Sullivan denied knowing that Elias or Sussman were working for the Clinton campaign, despite numerous news articles identifying Elias as the campaign’s general counsel. Sullivan just shrugged and said: “To be honest with you, Marc wears a tremendous number of hats, so I wasn’t sure who he was representing. I sort of thought he was, you know, just talking to us as, you know, a fellow traveler in this — in this campaign effort.”
That seems odd, given Sullivan’s long, close involvement with Clinton and her campaigns. He advised her during the 2008 Democratic presidential primaries and later became her deputy chief of staff and policy planning director at the State Department. He was one of the notable names in Clinton’s email scandal and the recipient of her controversial order to strip the classification headings on a key email. He later rejoined Clinton again during the 2016 campaign as one of her senior-most advisers.
Yet, the lack of disclosure over those behind the “campaign effort” seems suspiciously consistent. Sussman was indicted for allegedly hiding his representation of Clinton in pushing the Alfa Bank conspiracy. Elias was accused of doing the same with reporters on the Steele Dossier. He also reportedly sat next to campaign chair John Podesta when he denied such connections to Congress. Now Sullivan denies any knowledge of the campaign’s early role in these scandals.

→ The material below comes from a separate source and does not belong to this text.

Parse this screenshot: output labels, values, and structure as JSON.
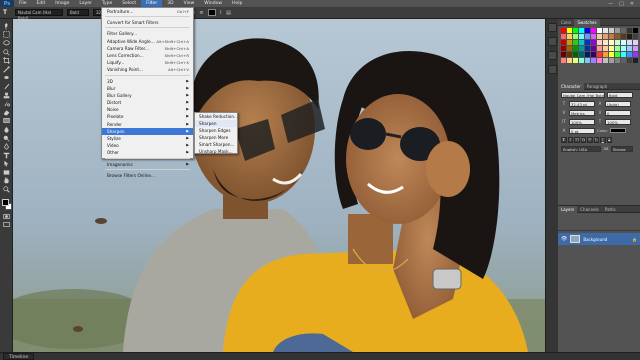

It is notable that, when Sullivan was Clinton campaign’s foreign policy adviser, President Obama was given a national security briefing of Clinton’s alleged plan to tie then-candidate Trump to Russia as “a means of distracting the public from her use of a private email server.” That briefing was on July 28, 2016 — three days before the Russia investigation was initiated.
This brings us back to Durham’s calendar. Sullivan reportedly gave his series of denials to Congress in December 2017. The statute of limitations for lying to Congress is five years, which means that Sullivan still would be within range for Durham if the special counsel does not buy Sullivan’s denials. He could also find himself unindicted but entirely exposed in a report that is likely to be blistering.
If so, Sullivan could find himself a “fellow traveler” with Sussman — not “in this campaign effort” but in Durham’s still-unfolding prosecution effort instead.